Numa era em que há menos guerras mas na qual elas são mais violentas, falta na ONU um "mecanismo de resposta rápida" na prevenção e mediação de conflitos, uma área na qual Portugal podia também fazer melhor, disse Jorge Sampaio.
E acrescentou que são precisas novas abordagens nas crises humanitárias, explorar novas formas de proteger grupos diferentes, e deu o exemplo dos estudantes na Síria, onde antes da guerra 25% tinha acesso ao ensino superior e que hoje apenas 1% desses jovens refugiados chega à universidade, o que indica que se está a perder toda uma geração de diplomados.
No debate falou também Pedro Coelho, do Alto Comissariado para as Migrações, que começou por lembrar a crise de natalidade na Europa, recordando também que os imigrantes contribuem em Portugal para a segurança social com mais de 300 milhões de euros, e que são eles também quem cria mais empresas.
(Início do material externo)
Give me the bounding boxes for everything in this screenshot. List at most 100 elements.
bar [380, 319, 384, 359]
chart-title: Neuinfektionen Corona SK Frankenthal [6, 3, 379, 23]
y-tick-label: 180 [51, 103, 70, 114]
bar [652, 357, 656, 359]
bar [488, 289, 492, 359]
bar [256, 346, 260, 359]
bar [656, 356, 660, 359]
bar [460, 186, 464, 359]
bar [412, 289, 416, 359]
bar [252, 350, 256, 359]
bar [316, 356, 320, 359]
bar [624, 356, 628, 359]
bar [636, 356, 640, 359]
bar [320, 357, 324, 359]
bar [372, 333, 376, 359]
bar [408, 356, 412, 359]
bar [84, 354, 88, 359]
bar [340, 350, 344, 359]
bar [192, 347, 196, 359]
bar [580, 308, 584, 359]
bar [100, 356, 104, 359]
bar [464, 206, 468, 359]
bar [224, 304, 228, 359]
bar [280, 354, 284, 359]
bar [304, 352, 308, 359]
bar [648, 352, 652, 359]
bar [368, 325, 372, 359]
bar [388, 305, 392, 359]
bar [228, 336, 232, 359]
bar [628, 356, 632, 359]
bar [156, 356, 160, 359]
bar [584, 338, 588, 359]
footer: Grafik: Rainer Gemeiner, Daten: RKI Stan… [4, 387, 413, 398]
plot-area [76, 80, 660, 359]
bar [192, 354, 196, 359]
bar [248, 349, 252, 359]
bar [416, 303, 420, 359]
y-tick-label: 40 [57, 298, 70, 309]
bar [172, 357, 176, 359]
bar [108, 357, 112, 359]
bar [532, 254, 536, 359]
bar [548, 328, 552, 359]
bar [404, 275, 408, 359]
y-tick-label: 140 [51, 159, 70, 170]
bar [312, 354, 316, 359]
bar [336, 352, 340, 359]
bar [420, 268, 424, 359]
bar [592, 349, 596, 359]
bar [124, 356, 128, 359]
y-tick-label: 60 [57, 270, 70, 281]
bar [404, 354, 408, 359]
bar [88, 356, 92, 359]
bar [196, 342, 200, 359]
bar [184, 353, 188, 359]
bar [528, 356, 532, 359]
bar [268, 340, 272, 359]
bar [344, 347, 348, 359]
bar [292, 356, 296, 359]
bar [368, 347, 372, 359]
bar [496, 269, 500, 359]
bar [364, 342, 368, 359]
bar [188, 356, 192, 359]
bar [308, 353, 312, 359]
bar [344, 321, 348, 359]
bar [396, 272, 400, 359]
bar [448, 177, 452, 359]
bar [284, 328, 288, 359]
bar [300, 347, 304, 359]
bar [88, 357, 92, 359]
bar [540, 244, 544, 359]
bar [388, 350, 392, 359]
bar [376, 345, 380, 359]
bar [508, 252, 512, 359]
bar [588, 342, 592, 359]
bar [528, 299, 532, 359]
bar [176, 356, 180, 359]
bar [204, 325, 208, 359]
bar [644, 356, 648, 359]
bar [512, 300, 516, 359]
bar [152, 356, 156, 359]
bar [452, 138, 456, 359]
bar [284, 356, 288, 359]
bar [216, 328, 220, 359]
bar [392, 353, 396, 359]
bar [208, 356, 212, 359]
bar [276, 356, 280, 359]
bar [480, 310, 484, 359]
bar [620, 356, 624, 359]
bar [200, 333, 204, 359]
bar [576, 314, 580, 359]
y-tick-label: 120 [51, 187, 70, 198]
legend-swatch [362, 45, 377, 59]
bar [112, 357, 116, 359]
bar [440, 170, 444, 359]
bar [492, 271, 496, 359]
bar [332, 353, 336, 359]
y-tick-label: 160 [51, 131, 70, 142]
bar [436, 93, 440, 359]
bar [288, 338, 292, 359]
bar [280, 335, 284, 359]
Portugal recebeu até agora 942 refugiados, todos com acesso à saúde e ao ensino do português, com 25% já com emprego, segundo o responsável. Teresa Tito de Morais, do Conselho Português para os Refugiados, discordou no entanto dos números afirmando: "não digo que todos estão com aulas de português".
Tito de Morais lembrou o grande aumento no mundo de refugiados nas últimas duas décadas, que o milhão que chegou à Europa não é comparável aos números que chegaram a outros países, como o Líbano ou a Turquia, e recordou também as 85 mil pessoas que os Estados Unidos acolheram entre outubro de 2015 e setembro de 2016, entre eles 10 mil sírios.
"As restrições de Donald Trump são muito graves no contexto global de acolhimento de refugiados", disse.
Além de André Jorge, que falou do trabalho da Plataforma de Apoio aos refugiados, os presentes no debate ouviram ainda a história de uma refugiada iraquiana de 48 anos, cabeleireira, que teve de deixar tudo devido ao grupo autodenominado "Estado Islâmico" e que agora vive em Portugal, de que nunca tinha ouvido falar até chegar à Grécia e onde hoje quer viver para sempre.